A small-town soldier returns from Iraq broken. He is not alone. He thinks he is.
Noah Pierce’s headstone gives his date of death as July 26, 2007, though his family feels certain he died the night before, when, at age 23, he took a handgun and shot himself in the head. No one is sure what pushed him to it. He said in his suicide note it was impotence—one possible side effect of posttraumatic stress disorder (PTSD). It was “the snowflake that toppled the iceberg,” he wrote. But it could have been the memory of the Iraqi child he crushed under his Bradley. It could have been the unarmed man he shot point-blank in the forehead during a house-to-house raid, or the friend he tried madly to gather into a plastic bag after he had been blown to bits by a roadside bomb, or it could have been the doctor he killed at a checkpoint.

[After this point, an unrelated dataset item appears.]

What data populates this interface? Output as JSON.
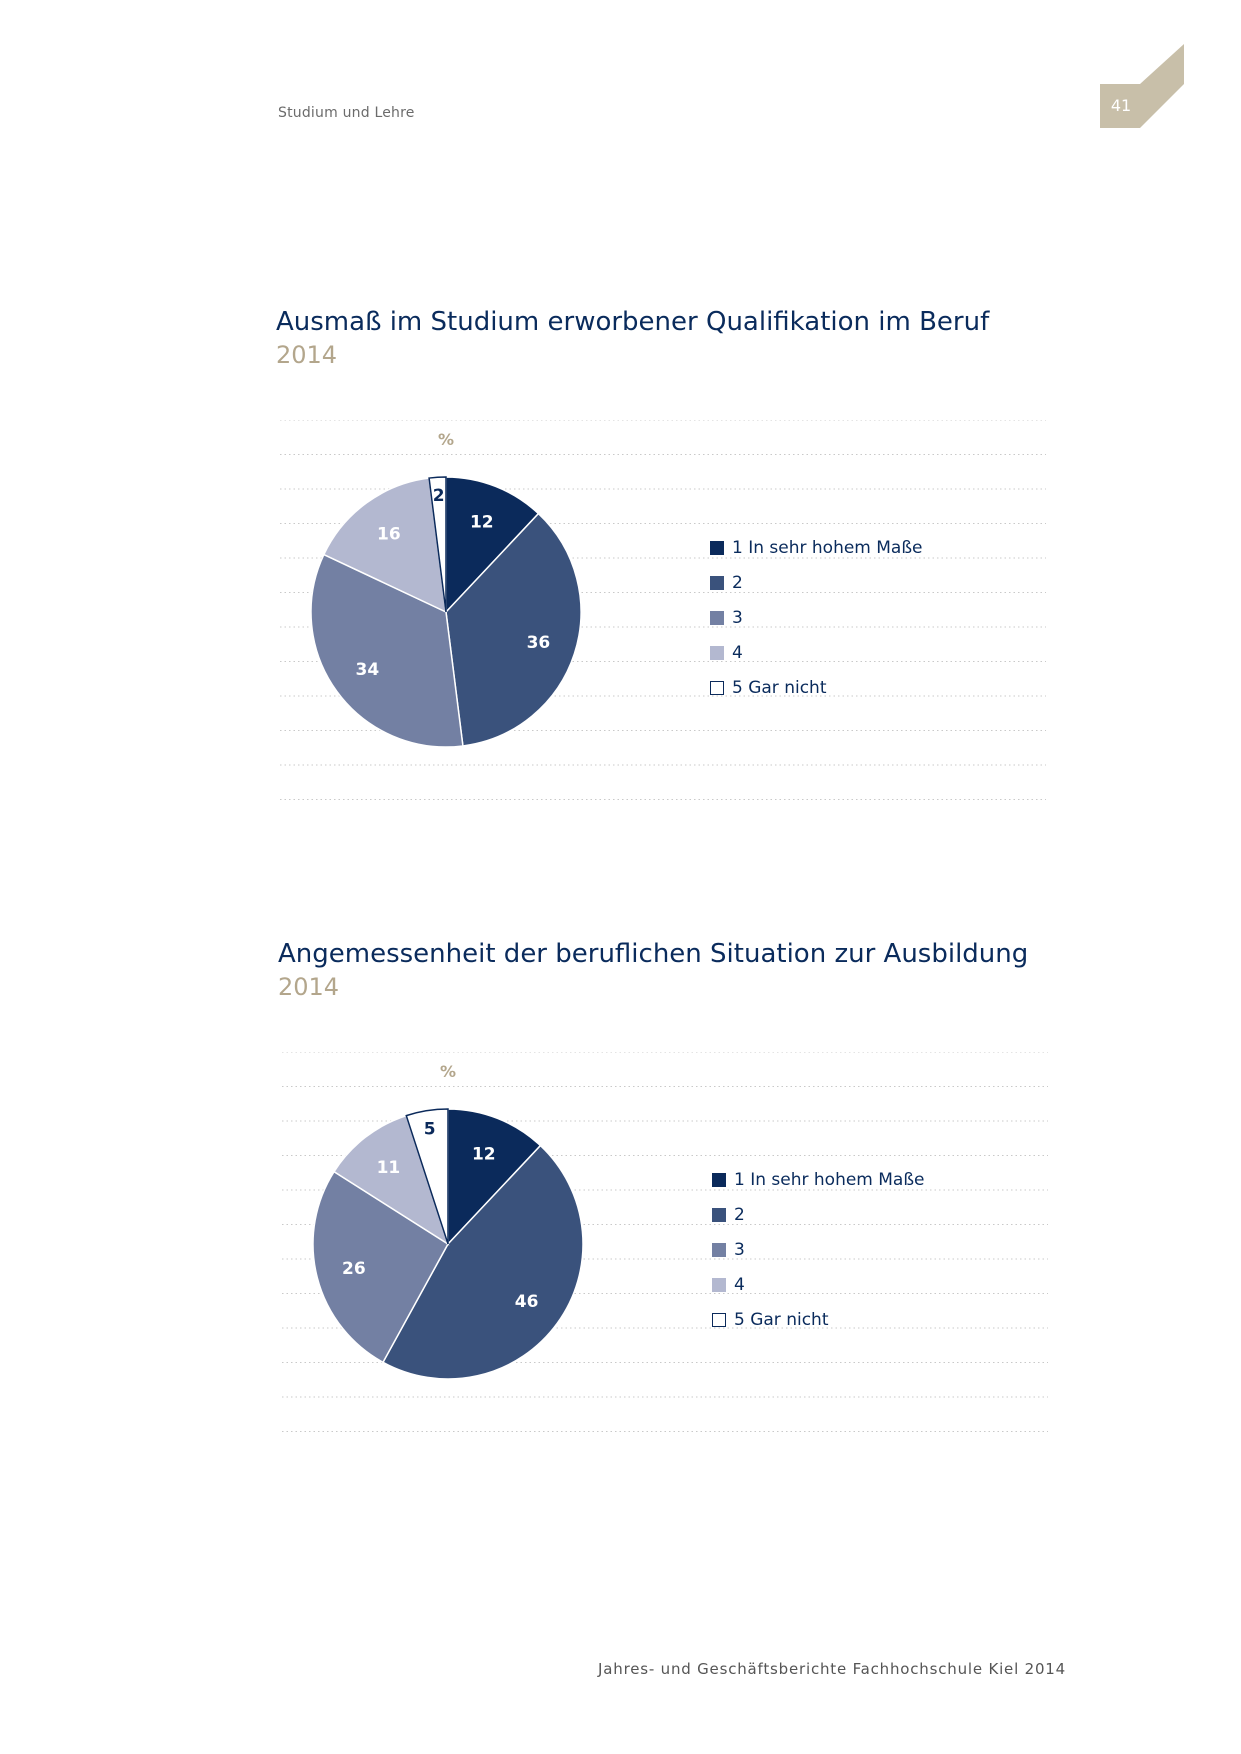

Noah grew up in Sparta, Minnesota, a town of fewer than 1,000 on the outskirts of the Quad Cities—Mountain Iron, Virginia, Eveleth, and Gilbert—on the Mesabi Iron Range. Discovered on the heels of the Civil War, the range’s ore deposit is the largest in the United States. Around the clock, deep metallic groans come out of the ground and freight trains barrel through, horns screeching. Locals are proud of their hardworking, hard-drinking heritage. There are more than 20 bars on Eveleth’s half-mile-long main street. On a typical night last May, loudspeakers affixed to lampposts blared John Denver’s “Take Me Home, Country Roads,” and Harleys thundered through town. One bar closed early, when a drunk got thrown through the front window.
Noah was a quiet, sensitive kid. He kept a tight circle of friends and passed time with them building tree forts and playing army in the woods. Noah’s biological father separated from Noah’s mother shortly after she became pregnant, but Tom Softich, Noah’s stepfather, treated the thin-skinned boy as his own. When Noah turned 6, Tom took him hunting, and by 13 Noah had his own high-powered rifle. For practice, they went rabbit shooting together at a small clearing a mile from their house. It became such a regular place to find Noah that his family and friends began referring to the clearing simply as “the spot.”

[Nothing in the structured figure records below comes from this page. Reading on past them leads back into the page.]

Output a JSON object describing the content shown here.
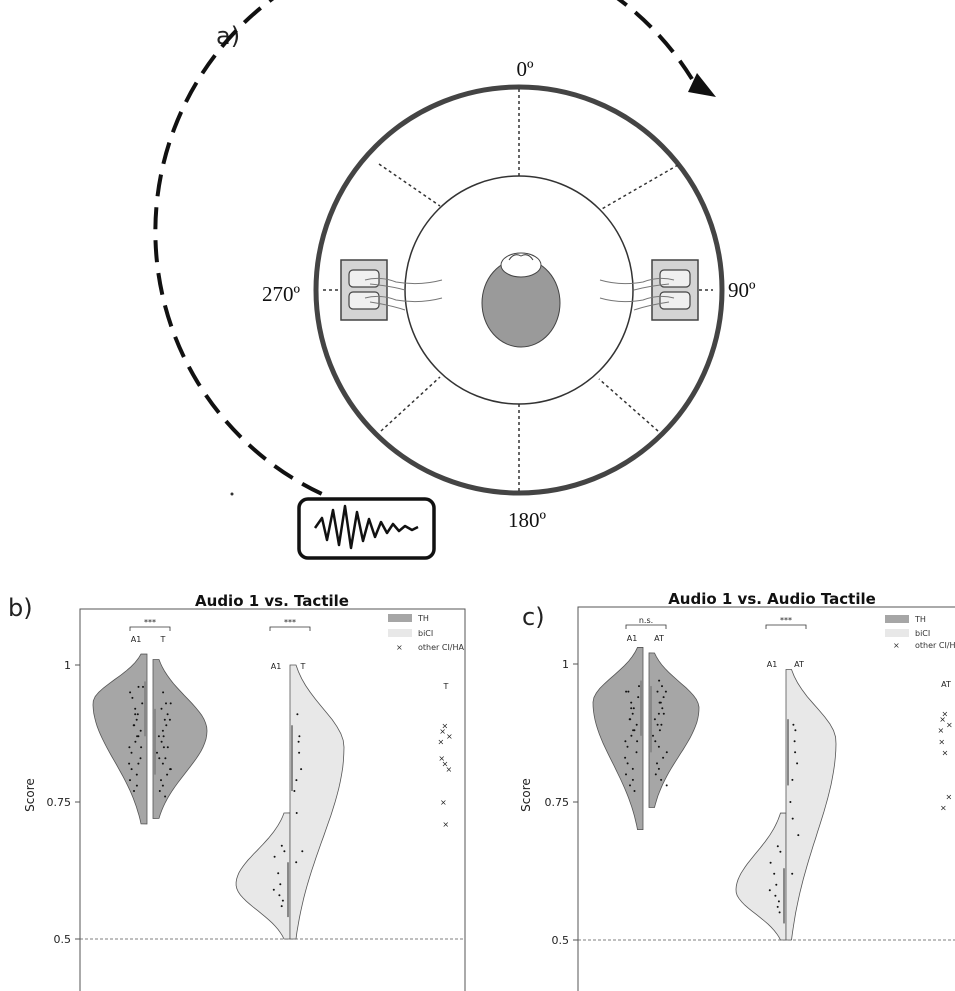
{
  "panel_labels": {
    "a": "a)",
    "b": "b)",
    "c": "c)"
  },
  "diagram": {
    "angles": {
      "top": "0º",
      "right": "90º",
      "bottom": "180º",
      "left": "270º"
    }
  },
  "legend": {
    "th": "TH",
    "bici": "biCI",
    "other": "other CI/HA"
  },
  "colors": {
    "th": "#a6a6a6",
    "bici": "#e8e8e8",
    "points": "#111111",
    "outline": "#555555"
  },
  "chart_data": [
    {
      "type": "violin",
      "title": "Audio 1 vs. Tactile",
      "ylabel": "Score",
      "ylim": [
        0.45,
        1.15
      ],
      "yticks": [
        0.5,
        0.75,
        1
      ],
      "ytick_labels": [
        "0.5",
        "0.75",
        "1"
      ],
      "reference_line": 0.5,
      "groups": [
        {
          "name": "TH",
          "left_label": "A1",
          "right_label": "T",
          "significance": "***",
          "left": {
            "range": [
              0.71,
              1.02
            ],
            "mode": 0.93,
            "points": [
              0.96,
              0.95,
              0.93,
              0.92,
              0.91,
              0.9,
              0.89,
              0.88,
              0.87,
              0.86,
              0.85,
              0.84,
              0.83,
              0.82,
              0.81,
              0.8,
              0.79,
              0.78,
              0.77,
              0.96,
              0.94,
              0.91,
              0.89,
              0.87,
              0.85,
              0.82
            ]
          },
          "right": {
            "range": [
              0.72,
              1.01
            ],
            "mode": 0.88,
            "points": [
              0.95,
              0.93,
              0.92,
              0.91,
              0.9,
              0.89,
              0.88,
              0.87,
              0.86,
              0.85,
              0.84,
              0.83,
              0.82,
              0.81,
              0.8,
              0.79,
              0.78,
              0.77,
              0.76,
              0.93,
              0.9,
              0.87,
              0.85,
              0.83,
              0.81
            ]
          }
        },
        {
          "name": "biCI",
          "left_label": "A1",
          "right_label": "T",
          "significance": "***",
          "left": {
            "range": [
              0.5,
              0.73
            ],
            "mode": 0.6,
            "points": [
              0.67,
              0.66,
              0.65,
              0.62,
              0.6,
              0.59,
              0.58,
              0.57,
              0.56
            ]
          },
          "right": {
            "range": [
              0.5,
              1.0
            ],
            "mode": 0.85,
            "points": [
              0.91,
              0.87,
              0.86,
              0.84,
              0.81,
              0.79,
              0.77,
              0.73,
              0.66,
              0.64
            ]
          }
        }
      ],
      "other": {
        "label": "T",
        "points": [
          0.89,
          0.88,
          0.87,
          0.86,
          0.83,
          0.82,
          0.81,
          0.75,
          0.71
        ]
      }
    },
    {
      "type": "violin",
      "title": "Audio 1 vs. Audio Tactile",
      "ylabel": "Score",
      "ylim": [
        0.45,
        1.15
      ],
      "yticks": [
        0.5,
        0.75,
        1
      ],
      "ytick_labels": [
        "0.5",
        "0.75",
        "1"
      ],
      "reference_line": 0.5,
      "groups": [
        {
          "name": "TH",
          "left_label": "A1",
          "right_label": "AT",
          "significance": "n.s.",
          "left": {
            "range": [
              0.7,
              1.03
            ],
            "mode": 0.93,
            "points": [
              0.96,
              0.95,
              0.94,
              0.93,
              0.92,
              0.91,
              0.9,
              0.89,
              0.88,
              0.87,
              0.86,
              0.85,
              0.84,
              0.83,
              0.82,
              0.81,
              0.8,
              0.79,
              0.78,
              0.77,
              0.95,
              0.92,
              0.9,
              0.88,
              0.86
            ]
          },
          "right": {
            "range": [
              0.74,
              1.02
            ],
            "mode": 0.92,
            "points": [
              0.97,
              0.96,
              0.95,
              0.94,
              0.93,
              0.92,
              0.91,
              0.9,
              0.89,
              0.88,
              0.87,
              0.86,
              0.85,
              0.84,
              0.83,
              0.82,
              0.81,
              0.8,
              0.79,
              0.78,
              0.95,
              0.93,
              0.91,
              0.89
            ]
          }
        },
        {
          "name": "biCI",
          "left_label": "A1",
          "right_label": "AT",
          "significance": "***",
          "left": {
            "range": [
              0.5,
              0.73
            ],
            "mode": 0.59,
            "points": [
              0.67,
              0.66,
              0.64,
              0.62,
              0.6,
              0.59,
              0.58,
              0.57,
              0.56,
              0.55
            ]
          },
          "right": {
            "range": [
              0.5,
              0.99
            ],
            "mode": 0.86,
            "points": [
              0.89,
              0.88,
              0.86,
              0.84,
              0.82,
              0.79,
              0.75,
              0.72,
              0.69,
              0.62
            ]
          }
        }
      ],
      "other": {
        "label": "AT",
        "points": [
          0.91,
          0.9,
          0.89,
          0.88,
          0.86,
          0.84,
          0.76,
          0.74
        ]
      }
    }
  ]
}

When Noah went missing in July 2007, after a harrowing year adjusting to home following two tours in Iraq, police ordered a countywide search. His friend Ryan Nelson thought he might know where to look. When he pulled up to the spot, he immediately recognized Noah’s truck. Inside, Ryan found his friend slumped over the bench seat, his head blown apart, the gun in his right hand. Half a bottle of Jack Daniel’s Special Blend lay on the passenger seat, and beer cans were strewn about. On the dash lay Noah’s photo IDs; he had stabbed each photo through the face. And on the floorboard was the scrawled, rambling suicide note. It was his final attempt to explain the horrors he had seen—and committed.